Teleportacja kwantowa jest już rzeczywistością. Czy będzie można teleportować osobę?
Image
Prawie żaden wszechświat science fiction nie obejdzie się bez teleportacji. W rzeczywistości naukowcy wdrożyli jedynie teleportację kwantową – jej odkrywcy otrzymali w 2022 roku Nagrodę Nobla z fizyki. Czy zatem zbliżamy się do powstania urządzenia rodem ze Star Trek, które będzie mogło teleportować ludzi?
Teleportacja kwantowa przypomina bardziej telepatię. Innymi słowy, mówimy o natychmiastowym przekazywaniu informacji między mediami, a nie o przenoszeniu samych mediów. Przekazywane są jednak nie tylko słowa, myśli czy obrazy, ale stany.
Wyobraźmy sobie, że w fantastycznej wersji naszego świata rodzą się dzieci, między którymi istnieje tajemnicza więź. Jeśli obudzisz jednego, drugi natychmiast otworzy oczy - a jeśli w tym samym czasie źrenice jednego zawsze będą patrzeć w górę, to źrenice drugiego będą patrzeć w dół (i odwrotnie). Ale nie możemy z góry wiedzieć, gdzie patrzą ich uczniowie, dopóki ich nie obudzimy. Ważny punkt - taką sztuczkę można wykonać tylko raz.
Fizycy powiedzieliby, że dzieci są w stanie splątania kwantowego. Nieprawdziwe byłoby stwierdzenie, że wymieniają się informacjami. Tyle, że jeśli ktoś na kogoś wpływa, to oboje reagują. I działa na każdą odległość. A teleportacja to sposób na natychmiastowe przeniesienie stanu jednego dziecka na drugie.

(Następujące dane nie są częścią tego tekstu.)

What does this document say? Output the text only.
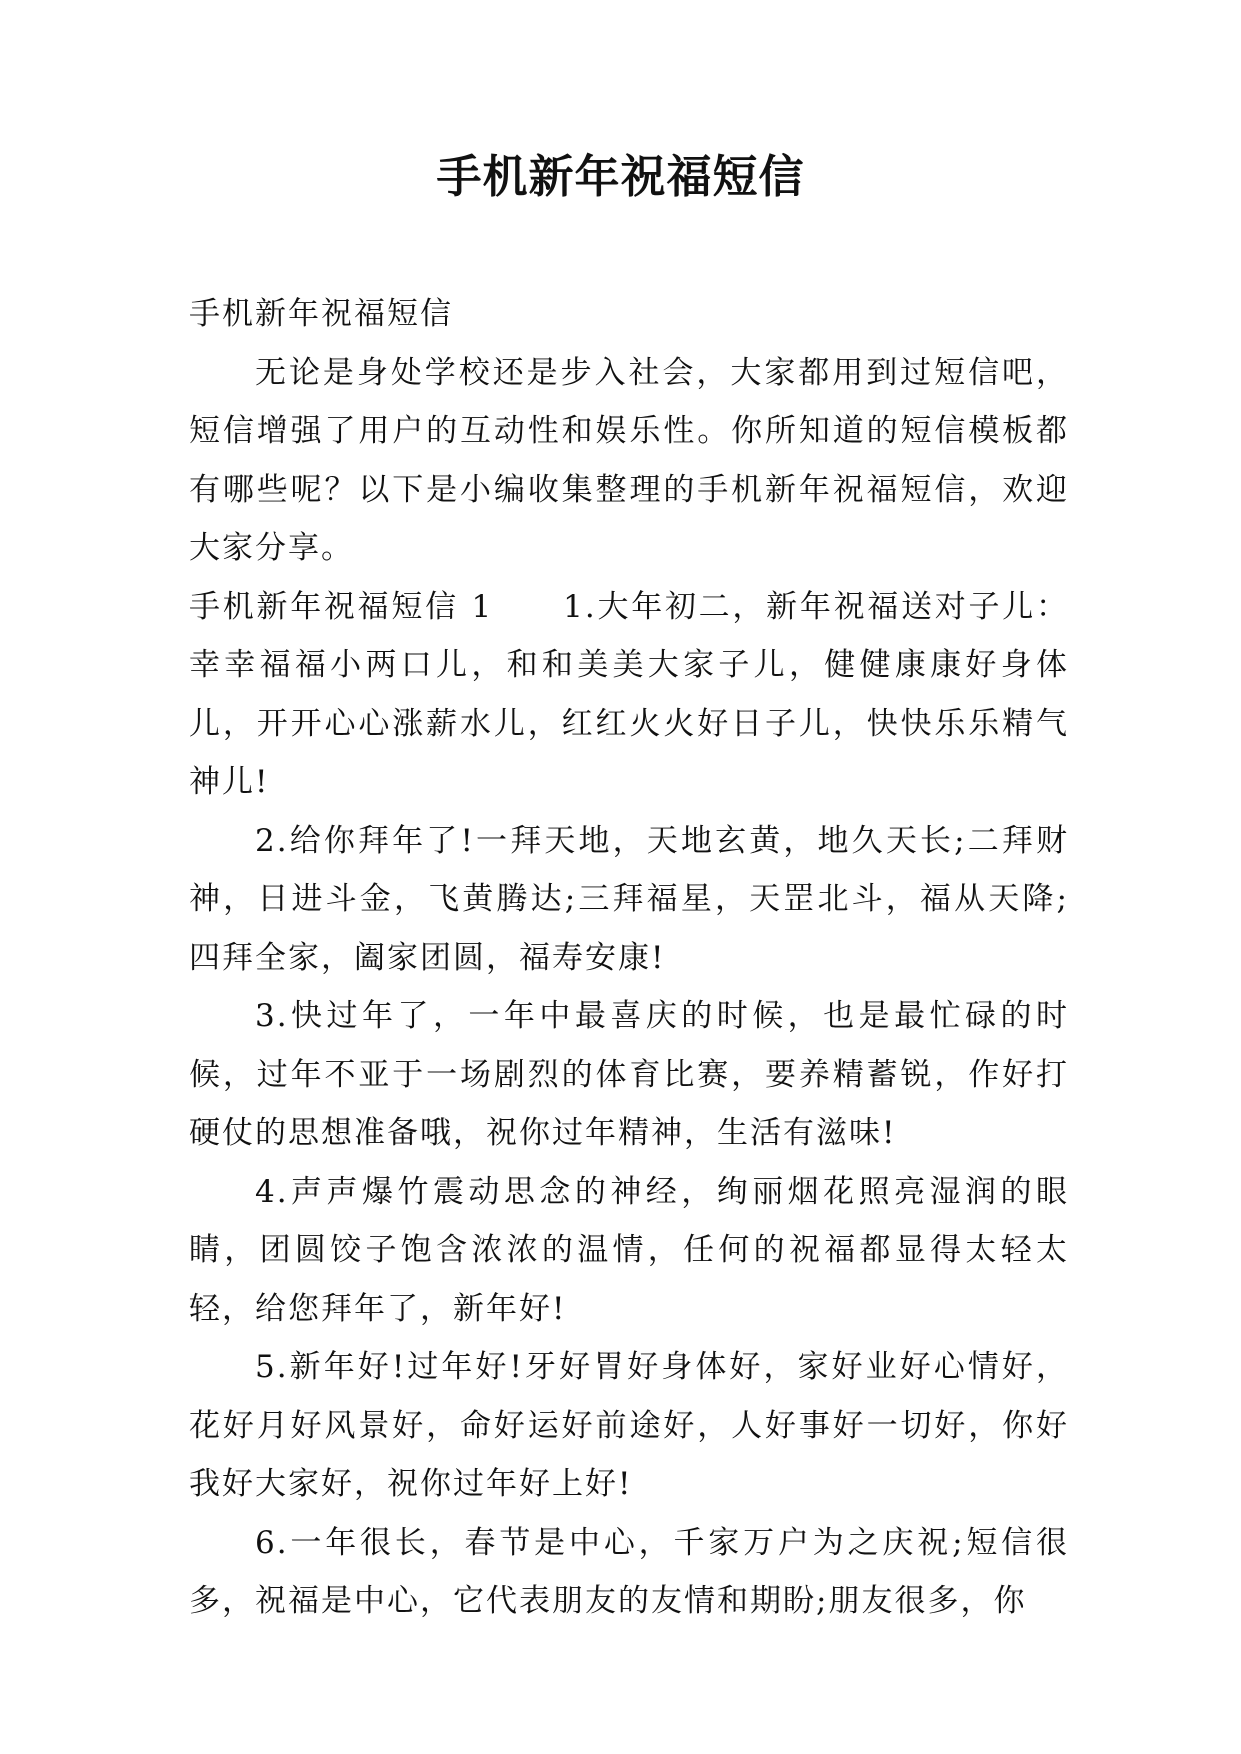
手机新年祝福短信

手机新年祝福短信

无论是身处学校还是步入社会，大家都用到过短信吧，短信增强了用户的互动性和娱乐性。你所知道的短信模板都有哪些呢？以下是小编收集整理的手机新年祝福短信，欢迎大家分享。

手机新年祝福短信 1 1.大年初二，新年祝福送对子儿：幸幸福福小两口儿，和和美美大家子儿，健健康康好身体儿，开开心心涨薪水儿，红红火火好日子儿，快快乐乐精气神儿!

2.给你拜年了!一拜天地，天地玄黄，地久天长;二拜财神，日进斗金，飞黄腾达;三拜福星，天罡北斗，福从天降;四拜全家，阖家团圆，福寿安康!

3.快过年了，一年中最喜庆的时候，也是最忙碌的时候，过年不亚于一场剧烈的体育比赛，要养精蓄锐，作好打硬仗的思想准备哦，祝你过年精神，生活有滋味!

4.声声爆竹震动思念的神经，绚丽烟花照亮湿润的眼睛，团圆饺子饱含浓浓的温情，任何的祝福都显得太轻太轻，给您拜年了，新年好!

5.新年好!过年好!牙好胃好身体好，家好业好心情好，花好月好风景好，命好运好前途好，人好事好一切好，你好我好大家好，祝你过年好上好!

6.一年很长，春节是中心，千家万户为之庆祝;短信很多，祝福是中心，它代表朋友的友情和期盼;朋友很多，你
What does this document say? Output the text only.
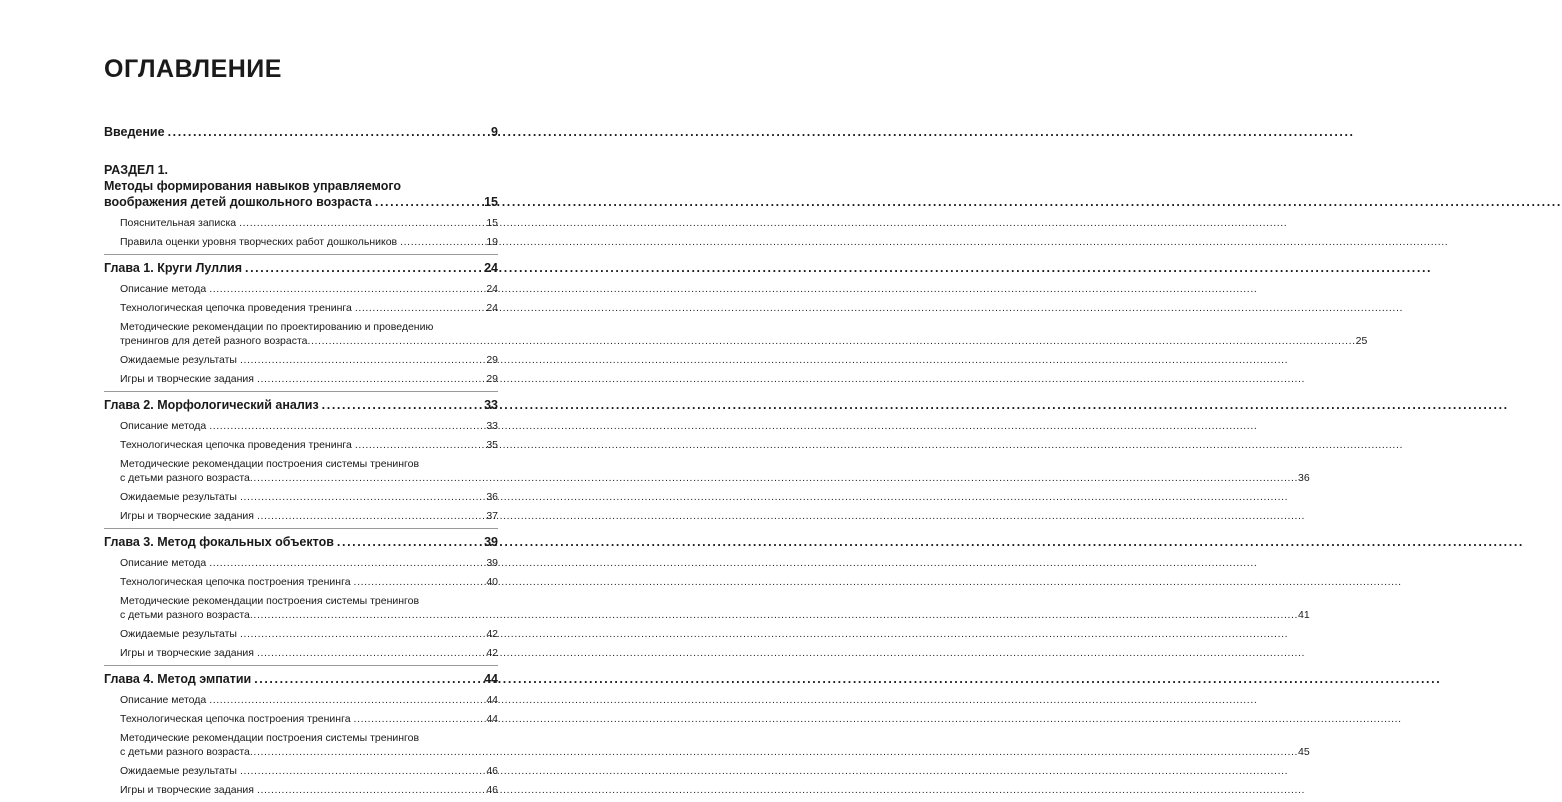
ОГЛАВЛЕНИЕ
Введение .....	9
РАЗДЕЛ 1.
Методы формирования навыков управляемого
воображения детей дошкольного возраста .....	15
Пояснительная записка .....	15
Правила оценки уровня творческих работ дошкольников .....	19
Глава 1. Круги Луллия .....	24
Описание метода .....	24
Технологическая цепочка проведения тренинга .....	24
Методические рекомендации по проектированию и проведению
тренингов для детей разного возраста .....	25
Ожидаемые результаты .....	29
Игры и творческие задания .....	29
Глава 2. Морфологический анализ .....	33
Описание метода .....	33
Технологическая цепочка проведения тренинга .....	35
Методические рекомендации построения системы тренингов
с детьми разного возраста .....	36
Ожидаемые результаты .....	36
Игры и творческие задания .....	37
Глава 3. Метод фокальных объектов .....	39
Описание метода .....	39
Технологическая цепочка построения тренинга .....	40
Методические рекомендации построения системы тренингов
с детьми разного возраста .....	41
Ожидаемые результаты .....	42
Игры и творческие задания .....	42
Глава 4. Метод эмпатии .....	44
Описание метода .....	44
Технологическая цепочка построения тренинга .....	44
Методические рекомендации построения системы тренингов
с детьми разного возраста .....	45
Ожидаемые результаты .....	46
Игры и творческие задания .....	46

W przypadku cząstek kwantowych działamy na nie – np. mierzymy spin (pęd) i zawsze otrzymujemy przeciwne stany. Na przykład spin jednej cząstki będzie skierowany w górę, a drugiej w dół. Manipulując splątaniem, można błyskawicznie przenieść stan jednej cząstki na drugą. W tym przypadku „biorca” i „dawca” mogą znajdować się przynajmniej na różnych końcach galaktyki.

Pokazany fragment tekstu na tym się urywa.